Certains diront qu’il n’est pas nécessaire de parcours toute l’Europe afin d’y trouver la culture Russe. En effet, au beau milieu de Paris j’y ai trouvé une Cathédrale dédié à cette culture et cette religion. Elle se trouve rue Baru, non loin de l’avenue Hoche dans le 8ème arrondissement. Comme quoi, il y a beaucoup de chose à découvrir dans Paris.
L’église est dédiée à St Alexandre Nevski, grand duc de Novgorod (1219-1263), un des grands héros national russe, qui fut canonisé pour avoir sauvé la Russie en battant les Suédois en 1240 près du fleuve Neva, puis en sauvant à nouveau son pays en 1242 à la fois des Suédois, des Lithuaniens, des Chevaliers Teutoniques et des Mongols.
Cette église a été inaugurée le 12 septembre 1861, elle fut construite grâce à l’initiative du père Joseph Vassiliev, aumônier à l’ambassade de Russie. Celui-ci souhaitait doter Paris d’une église orthodoxe digne de ce nom. Des fonds venus de Russie (le tsar Alexandre II contribua lui-même à hauteur de 150 000 francs or), de toute la communauté russe d’Europe et l’action de deux architectes du tsar (Kouzmine pour les plans et Strohm pour la réalisation sur place) ont contribué au succès de ce projet. Cette église est toujours la plus grande église orthodoxe de Paris.
Le style de cette église est selon l’expression même du père Vassiliev « byzantino moscovite ». Le plan en croix grecque et la mosaïque du fronton sont d’inspiration byzantine, mais les 5 bulbes dorés qui s’élèvent, surmontés de croix orthodoxes à huit branches, sont de style moscovite. Encore faut il se méfier de ces étiquettes « style ceci ou style cela… », quand on sait que plusieurs cathédrales du kremlin à Moscou ont été construites par des architectes vénitiens…

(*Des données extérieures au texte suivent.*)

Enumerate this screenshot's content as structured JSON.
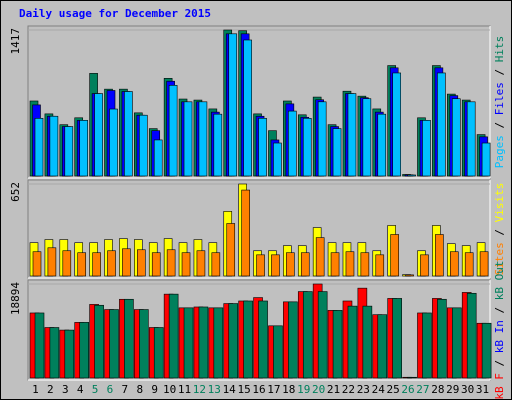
{
  "title": "Daily usage for December 2015",
  "separator": "/",
  "days": [
    {
      "text": "1",
      "weekend": false
    },
    {
      "text": "2",
      "weekend": false
    },
    {
      "text": "3",
      "weekend": false
    },
    {
      "text": "4",
      "weekend": false
    },
    {
      "text": "5",
      "weekend": true
    },
    {
      "text": "6",
      "weekend": true
    },
    {
      "text": "7",
      "weekend": false
    },
    {
      "text": "8",
      "weekend": false
    },
    {
      "text": "9",
      "weekend": false
    },
    {
      "text": "10",
      "weekend": false
    },
    {
      "text": "11",
      "weekend": false
    },
    {
      "text": "12",
      "weekend": true
    },
    {
      "text": "13",
      "weekend": true
    },
    {
      "text": "14",
      "weekend": false
    },
    {
      "text": "15",
      "weekend": false
    },
    {
      "text": "16",
      "weekend": false
    },
    {
      "text": "17",
      "weekend": false
    },
    {
      "text": "18",
      "weekend": false
    },
    {
      "text": "19",
      "weekend": true
    },
    {
      "text": "20",
      "weekend": true
    },
    {
      "text": "21",
      "weekend": false
    },
    {
      "text": "22",
      "weekend": false
    },
    {
      "text": "23",
      "weekend": false
    },
    {
      "text": "24",
      "weekend": false
    },
    {
      "text": "25",
      "weekend": false
    },
    {
      "text": "26",
      "weekend": true
    },
    {
      "text": "27",
      "weekend": true
    },
    {
      "text": "28",
      "weekend": false
    },
    {
      "text": "29",
      "weekend": false
    },
    {
      "text": "30",
      "weekend": false
    },
    {
      "text": "31",
      "weekend": false
    }
  ],
  "weekend_color": "#00805c",
  "panels": [
    {
      "type": "bar",
      "ymax": 1417,
      "legend": [
        {
          "text": "Pages",
          "color": "#00c0ff"
        },
        {
          "text": "Files",
          "color": "#0000ff"
        },
        {
          "text": "Hits",
          "color": "#00805c"
        }
      ],
      "series": [
        {
          "name": "Hits",
          "color": "#00805c",
          "values": [
            728,
            603,
            498,
            565,
            996,
            843,
            843,
            613,
            460,
            948,
            747,
            737,
            651,
            1417,
            1410,
            603,
            440,
            728,
            594,
            766,
            498,
            823,
            775,
            651,
            1072,
            15,
            565,
            1072,
            795,
            737,
            402
          ]
        },
        {
          "name": "Files",
          "color": "#0000ff",
          "values": [
            690,
            580,
            480,
            540,
            800,
            830,
            820,
            590,
            440,
            920,
            720,
            720,
            620,
            1380,
            1380,
            580,
            350,
            700,
            570,
            740,
            480,
            800,
            760,
            620,
            1050,
            12,
            540,
            1050,
            780,
            720,
            380
          ]
        },
        {
          "name": "Pages",
          "color": "#00c0ff",
          "values": [
            560,
            580,
            480,
            540,
            800,
            650,
            820,
            590,
            350,
            880,
            720,
            720,
            600,
            1380,
            1320,
            560,
            320,
            630,
            560,
            720,
            460,
            800,
            750,
            600,
            1000,
            10,
            540,
            1000,
            750,
            720,
            320
          ]
        }
      ]
    },
    {
      "type": "bar",
      "ymax": 652,
      "legend": [
        {
          "text": "Sites",
          "color": "#ff8000"
        },
        {
          "text": "Visits",
          "color": "#ffff00"
        }
      ],
      "series": [
        {
          "name": "Visits",
          "color": "#ffff00",
          "values": [
            236,
            258,
            258,
            236,
            236,
            258,
            265,
            258,
            236,
            265,
            236,
            258,
            236,
            458,
            652,
            179,
            179,
            215,
            215,
            343,
            236,
            236,
            236,
            179,
            358,
            10,
            179,
            358,
            229,
            215,
            236
          ]
        },
        {
          "name": "Sites",
          "color": "#ff8000",
          "values": [
            172,
            200,
            179,
            165,
            165,
            179,
            193,
            186,
            165,
            186,
            165,
            179,
            165,
            372,
            609,
            150,
            150,
            165,
            165,
            272,
            165,
            172,
            165,
            150,
            294,
            8,
            150,
            294,
            172,
            165,
            172
          ]
        }
      ]
    },
    {
      "type": "bar",
      "ymax": 18894,
      "legend": [
        {
          "text": "kB F",
          "color": "#ff0000"
        },
        {
          "text": "kB In",
          "color": "#0000ff"
        },
        {
          "text": "kB Out",
          "color": "#00805c"
        }
      ],
      "series": [
        {
          "name": "kB F",
          "color": "#ff0000",
          "values": [
            13072,
            10148,
            9632,
            11180,
            14792,
            13760,
            15824,
            13760,
            10148,
            16856,
            14104,
            14276,
            14104,
            14964,
            15480,
            16168,
            10492,
            15308,
            17372,
            18894,
            13588,
            15480,
            18060,
            12728,
            15996,
            150,
            13072,
            15996,
            14104,
            17200,
            11008
          ]
        },
        {
          "name": "kB Out",
          "color": "#00805c",
          "values": [
            13072,
            10148,
            9632,
            11180,
            14620,
            13760,
            15824,
            13760,
            10148,
            16856,
            14104,
            14276,
            14104,
            14964,
            15480,
            15480,
            10492,
            15308,
            17372,
            17372,
            13588,
            14448,
            14448,
            12728,
            15996,
            150,
            13072,
            15824,
            14104,
            17028,
            11008
          ]
        }
      ]
    }
  ]
}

Les 5 bulbes symbolisent le Christ accompagné des 4 évangélistes, ils sont dorés pour évoquer la flamme des cierges qui s’élèvent vers le ciel.

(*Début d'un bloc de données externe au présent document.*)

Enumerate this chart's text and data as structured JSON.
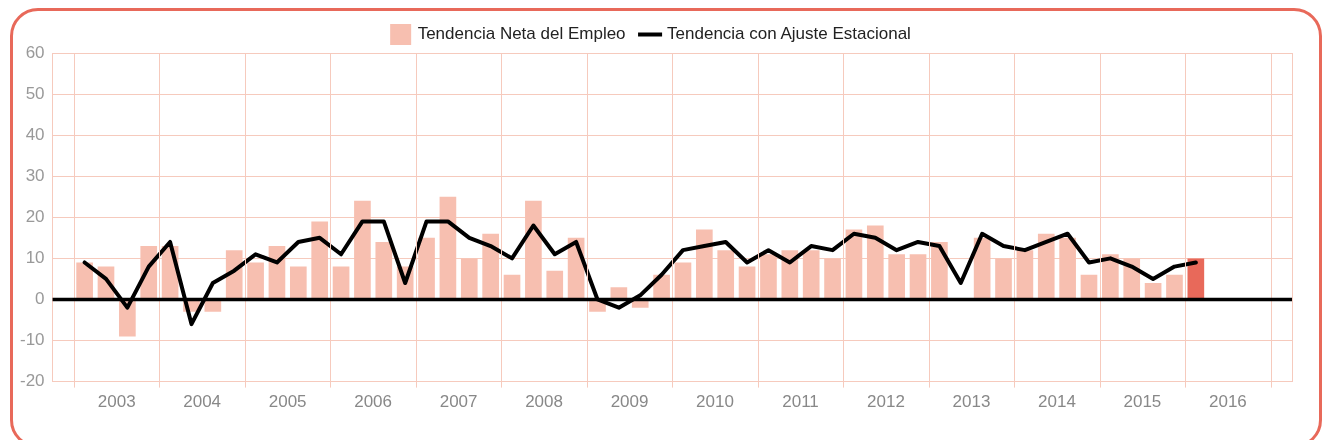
{
  "chart_data": {
    "type": "bar",
    "x": [
      2003.125,
      2003.375,
      2003.625,
      2003.875,
      2004.125,
      2004.375,
      2004.625,
      2004.875,
      2005.125,
      2005.375,
      2005.625,
      2005.875,
      2006.125,
      2006.375,
      2006.625,
      2006.875,
      2007.125,
      2007.375,
      2007.625,
      2007.875,
      2008.125,
      2008.375,
      2008.625,
      2008.875,
      2009.125,
      2009.375,
      2009.625,
      2009.875,
      2010.125,
      2010.375,
      2010.625,
      2010.875,
      2011.125,
      2011.375,
      2011.625,
      2011.875,
      2012.125,
      2012.375,
      2012.625,
      2012.875,
      2013.125,
      2013.375,
      2013.625,
      2013.875,
      2014.125,
      2014.375,
      2014.625,
      2014.875,
      2015.125,
      2015.375,
      2015.625,
      2015.875,
      2016.125
    ],
    "series": [
      {
        "name": "Tendencia Neta del Empleo",
        "color": "#f7bfb0",
        "colors": [
          "#f7bfb0",
          "#f7bfb0",
          "#f7bfb0",
          "#f7bfb0",
          "#f7bfb0",
          "#f7bfb0",
          "#f7bfb0",
          "#f7bfb0",
          "#f7bfb0",
          "#f7bfb0",
          "#f7bfb0",
          "#f7bfb0",
          "#f7bfb0",
          "#f7bfb0",
          "#f7bfb0",
          "#f7bfb0",
          "#f7bfb0",
          "#f7bfb0",
          "#f7bfb0",
          "#f7bfb0",
          "#f7bfb0",
          "#f7bfb0",
          "#f7bfb0",
          "#f7bfb0",
          "#f7bfb0",
          "#f7bfb0",
          "#f7bfb0",
          "#f7bfb0",
          "#f7bfb0",
          "#f7bfb0",
          "#f7bfb0",
          "#f7bfb0",
          "#f7bfb0",
          "#f7bfb0",
          "#f7bfb0",
          "#f7bfb0",
          "#f7bfb0",
          "#f7bfb0",
          "#f7bfb0",
          "#f7bfb0",
          "#f7bfb0",
          "#f7bfb0",
          "#f7bfb0",
          "#f7bfb0",
          "#f7bfb0",
          "#f7bfb0",
          "#f7bfb0",
          "#f7bfb0",
          "#f7bfb0",
          "#f7bfb0",
          "#f7bfb0",
          "#f7bfb0",
          "#e8695a"
        ],
        "values": [
          9,
          8,
          -9,
          13,
          13,
          -3,
          -3,
          12,
          9,
          13,
          8,
          19,
          8,
          24,
          14,
          8,
          15,
          25,
          10,
          16,
          6,
          24,
          7,
          15,
          -3,
          3,
          -2,
          6,
          9,
          17,
          12,
          8,
          11,
          12,
          12,
          10,
          17,
          18,
          11,
          11,
          14,
          null,
          15,
          10,
          12,
          16,
          15,
          6,
          11,
          10,
          4,
          6,
          10
        ]
      },
      {
        "name": "Tendencia con Ajuste Estacional",
        "type": "line",
        "color": "#000000",
        "values": [
          9,
          5,
          -2,
          8,
          14,
          -6,
          4,
          7,
          11,
          9,
          14,
          15,
          11,
          19,
          19,
          4,
          19,
          19,
          15,
          13,
          10,
          18,
          11,
          14,
          0,
          -2,
          1,
          6,
          12,
          13,
          14,
          9,
          12,
          9,
          13,
          12,
          16,
          15,
          12,
          14,
          13,
          4,
          16,
          13,
          12,
          14,
          16,
          9,
          10,
          8,
          5,
          8,
          9
        ]
      }
    ],
    "xlim": [
      2003,
      2017
    ],
    "xticks": [
      {
        "value": 2003,
        "label": null
      },
      {
        "value": 2003.5,
        "label": "2003"
      },
      {
        "value": 2004,
        "label": null
      },
      {
        "value": 2004.5,
        "label": "2004"
      },
      {
        "value": 2005,
        "label": null
      },
      {
        "value": 2005.5,
        "label": "2005"
      },
      {
        "value": 2006,
        "label": null
      },
      {
        "value": 2006.5,
        "label": "2006"
      },
      {
        "value": 2007,
        "label": null
      },
      {
        "value": 2007.5,
        "label": "2007"
      },
      {
        "value": 2008,
        "label": null
      },
      {
        "value": 2008.5,
        "label": "2008"
      },
      {
        "value": 2009,
        "label": null
      },
      {
        "value": 2009.5,
        "label": "2009"
      },
      {
        "value": 2010,
        "label": null
      },
      {
        "value": 2010.5,
        "label": "2010"
      },
      {
        "value": 2011,
        "label": null
      },
      {
        "value": 2011.5,
        "label": "2011"
      },
      {
        "value": 2012,
        "label": null
      },
      {
        "value": 2012.5,
        "label": "2012"
      },
      {
        "value": 2013,
        "label": null
      },
      {
        "value": 2013.5,
        "label": "2013"
      },
      {
        "value": 2014,
        "label": null
      },
      {
        "value": 2014.5,
        "label": "2014"
      },
      {
        "value": 2015,
        "label": null
      },
      {
        "value": 2015.5,
        "label": "2015"
      },
      {
        "value": 2016,
        "label": null
      },
      {
        "value": 2016.5,
        "label": "2016"
      },
      {
        "value": 2017,
        "label": null
      }
    ],
    "ylim": [
      -20,
      60
    ],
    "yticks": [
      -20,
      -10,
      0,
      10,
      20,
      30,
      40,
      50,
      60
    ],
    "ref_lines": [
      {
        "axis": "y",
        "value": 0,
        "color": "#000000"
      }
    ],
    "grid": true,
    "legend": "top",
    "marker": "none",
    "line_style": "solid"
  }
}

Après la révolution de 1917, de nombreux russes sont venus se réfugier à Paris. La cathédrale Alexandre Nevski ne fut alors plus seulement considérée comme un lieu de culte: elle devint de fait un lieu de rencontres régulières pour une communauté dispersée et un lieu de nostalgie pour une patrie perdue.
D’autres événements importants se sont déroulé dans cette église : le 12 juillet 1918, Pablo Picasso y a épousé la danseuse russe Olga Koklova. Les témoins étaient Jean Cocteau, Max Jacob et Guillaume Apollinaire.

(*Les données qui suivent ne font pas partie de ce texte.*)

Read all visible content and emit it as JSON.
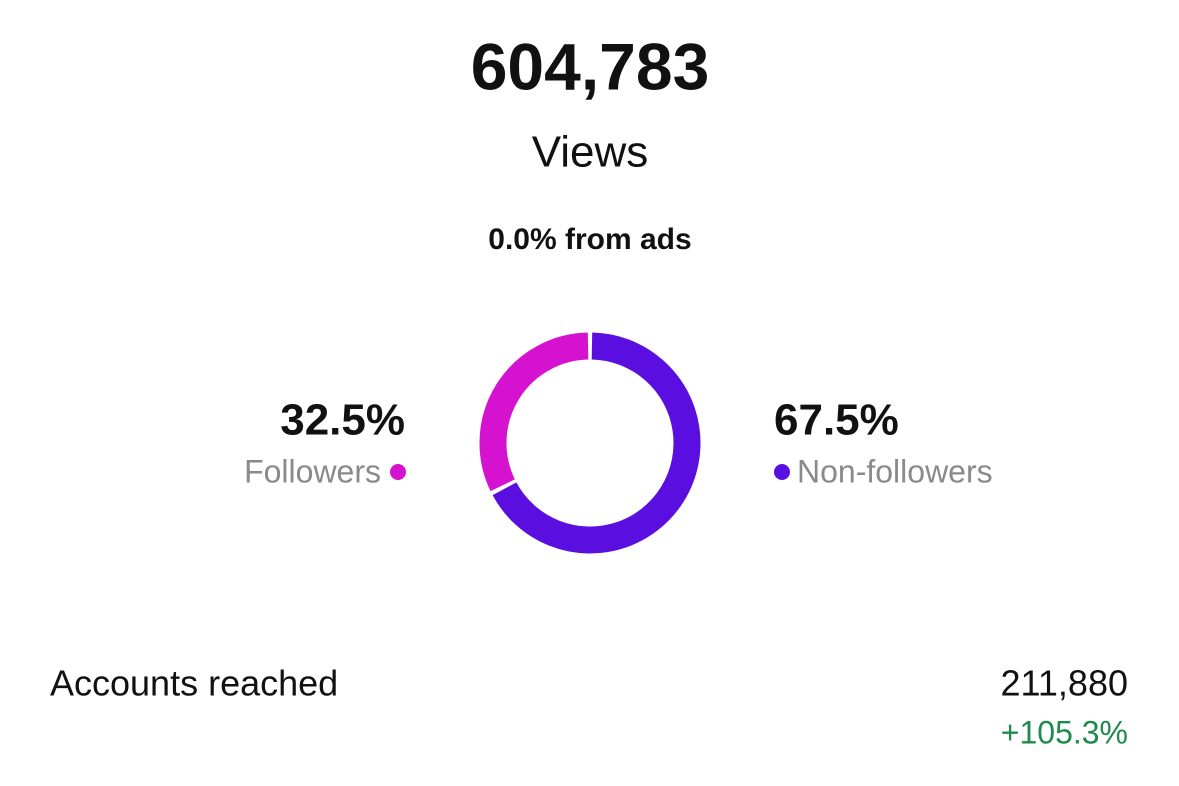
{
  "summary": {
    "views_value": "604,783",
    "views_label": "Views",
    "ads_note": "0.0% from ads"
  },
  "chart_data": {
    "type": "donut",
    "categories": [
      "Followers",
      "Non-followers"
    ],
    "values": [
      32.5,
      67.5
    ],
    "value_labels": [
      "32.5%",
      "67.5%"
    ],
    "colors": [
      "#d412d0",
      "#5a0fe0"
    ]
  },
  "metric": {
    "label": "Accounts reached",
    "value": "211,880",
    "change": "+105.3%"
  }
}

Plusieurs grands artistes russes (dont certains ne pouvaient retourner en Russie) ont eu leurs obsèques célébrées ici : l’écrivain Ivan Tourgueniev en 1883, le musicien Féodor Chaliapine en 1938, le peintre Wassily Kandinsky en 1944, l’écrivain poète et prosateur Ivan Bounine en1953, le cinéaste Andreï Tarkovski en 1987 ainsi que l’écrivain Victor Nekrassov.
Cette église et la présence ancienne de la communauté russe dans les rues adjacentes confèrent à ce lieu un charme discret qui contribue au plaisir des promenades parisiennes en dehors des sentiers battus.